Von Sabine Prothmann

Zwischen der Gemeinde Hirschberg und der Badenwerk AG (jetzt EnBW Regional AG) bestand in den vergangenen 20 Jahren ein Stromkonzessionsvertrag, der zum 21. März 2012 ausläuft.

Die Stadtwerke Viernheim werden künftig das Netz in Hirschberg betreiben. Bild: wikipedia/Magnus Manske

Seit Ende vergangenen Jahres beschäftigt sich der Hirschberger Gemeinderat mit der Vergabe an einen neuen Partner.

„Wir wollen wieder einen Vertrag für die Dauer von 20 Jahren schließen“, unterstrich der Bürgermeister. Der Hintergrund: Die Firmen wollen über eine lange Zeit eine „Investitionsicherheit haben. Wenn sie in die Netze investieren, soll auch die Nutzung garantiert sein.

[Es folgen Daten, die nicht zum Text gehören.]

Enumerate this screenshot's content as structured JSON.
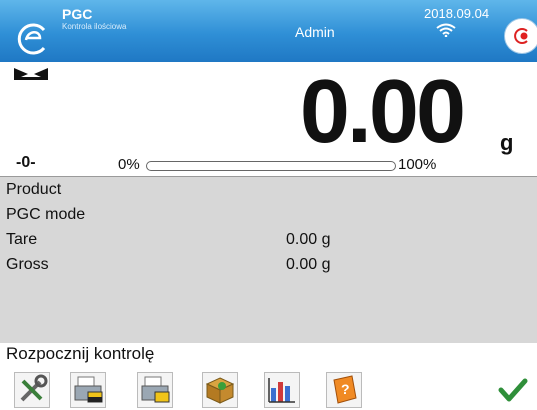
{
  "header": {
    "app_title": "PGC",
    "app_subtitle": "Kontrola ilościowa",
    "user": "Admin",
    "date": "2018.09.04"
  },
  "display": {
    "weight": "0.00",
    "unit": "g",
    "zero_indicator": "-0-",
    "range_start": "0%",
    "range_end": "100%",
    "range_fill": 0
  },
  "info": {
    "rows": [
      {
        "label": "Product",
        "value": ""
      },
      {
        "label": "PGC mode",
        "value": ""
      },
      {
        "label": "Tare",
        "value": "0.00 g"
      },
      {
        "label": "Gross",
        "value": "0.00 g"
      }
    ]
  },
  "prompt": "Rozpocznij kontrolę",
  "toolbar": {
    "buttons": [
      "settings-tools-icon",
      "label-printer-icon",
      "printer-icon",
      "database-box-icon",
      "statistics-chart-icon",
      "help-book-icon",
      "confirm-check-icon"
    ]
  },
  "colors": {
    "header": "#2f8fd6",
    "panel": "#d7d7d7",
    "check": "#2f8f3a"
  }
}
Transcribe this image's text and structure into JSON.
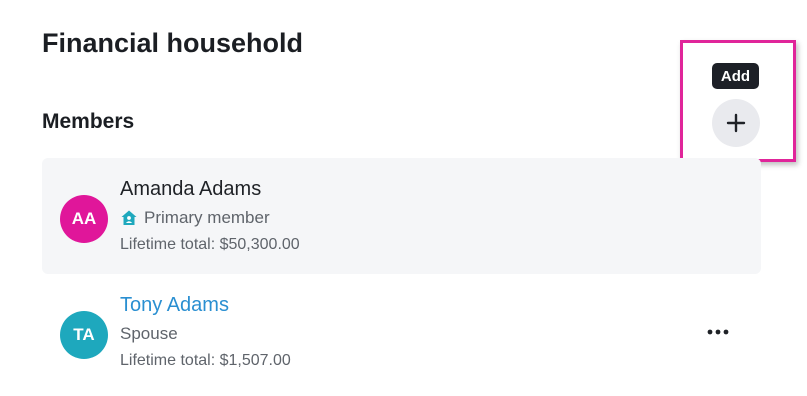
{
  "page": {
    "title": "Financial household"
  },
  "members_section": {
    "heading": "Members",
    "add_tooltip": "Add",
    "add_icon": "plus-icon"
  },
  "members": [
    {
      "initials": "AA",
      "avatar_color": "#e0169a",
      "name": "Amanda Adams",
      "role_icon": "house-icon",
      "role": "Primary member",
      "lifetime_total": "Lifetime total: $50,300.00"
    },
    {
      "initials": "TA",
      "avatar_color": "#1ea8bd",
      "name": "Tony Adams",
      "role": "Spouse",
      "lifetime_total": "Lifetime total: $1,507.00",
      "menu_icon": "more-horizontal-icon"
    }
  ],
  "colors": {
    "highlight": "#e0259a",
    "link": "#2a8fd1",
    "tooltip_bg": "#1d2027",
    "role_icon": "#1ea8bd"
  }
}
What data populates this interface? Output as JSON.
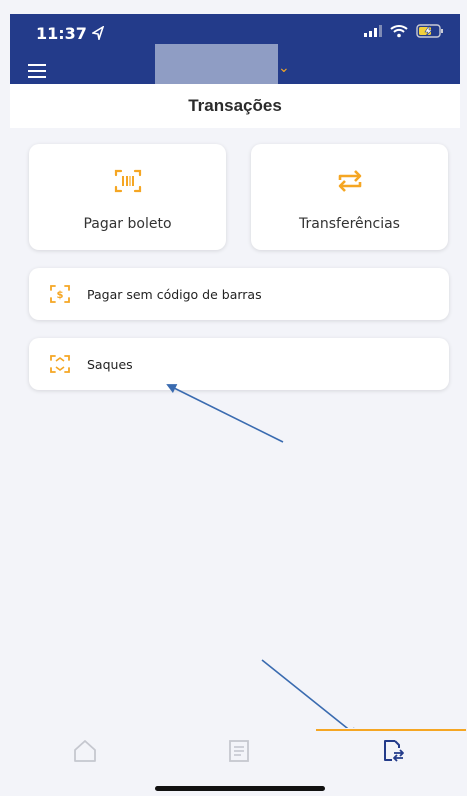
{
  "status_bar": {
    "time": "11:37",
    "icons": [
      "location-arrow-icon",
      "signal-icon",
      "wifi-icon",
      "battery-charging-icon"
    ]
  },
  "header": {
    "menu_icon": "hamburger-icon",
    "account_dropdown_icon": "chevron-down-icon"
  },
  "page": {
    "title": "Transações"
  },
  "actions": {
    "tiles": [
      {
        "label": "Pagar boleto",
        "icon": "barcode-scan-icon"
      },
      {
        "label": "Transferências",
        "icon": "transfer-arrows-icon"
      }
    ],
    "rows": [
      {
        "label": "Pagar sem código de barras",
        "icon": "money-scan-icon"
      },
      {
        "label": "Saques",
        "icon": "cash-withdraw-icon"
      }
    ]
  },
  "tab_bar": {
    "tabs": [
      {
        "icon": "home-icon",
        "active": false
      },
      {
        "icon": "receipt-icon",
        "active": false
      },
      {
        "icon": "transactions-icon",
        "active": true
      }
    ]
  },
  "colors": {
    "header_bg": "#233b8a",
    "accent": "#f5a623",
    "page_bg": "#f3f4f9",
    "annotation_arrow": "#3a6bb0"
  }
}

Gleich fünf Stromkonzerne hatten sich um die Stromkonzession beworben, man sieht, „der Markt in Hirschberg ist besonders umkämpft“, so Just. Tatsächlich laufen in vielen Gemeinden die Konzessionen aus und überall gibt es meist mehrere Bewerber – aber tatsächlich sind fünf Gebote eine Ausnahme.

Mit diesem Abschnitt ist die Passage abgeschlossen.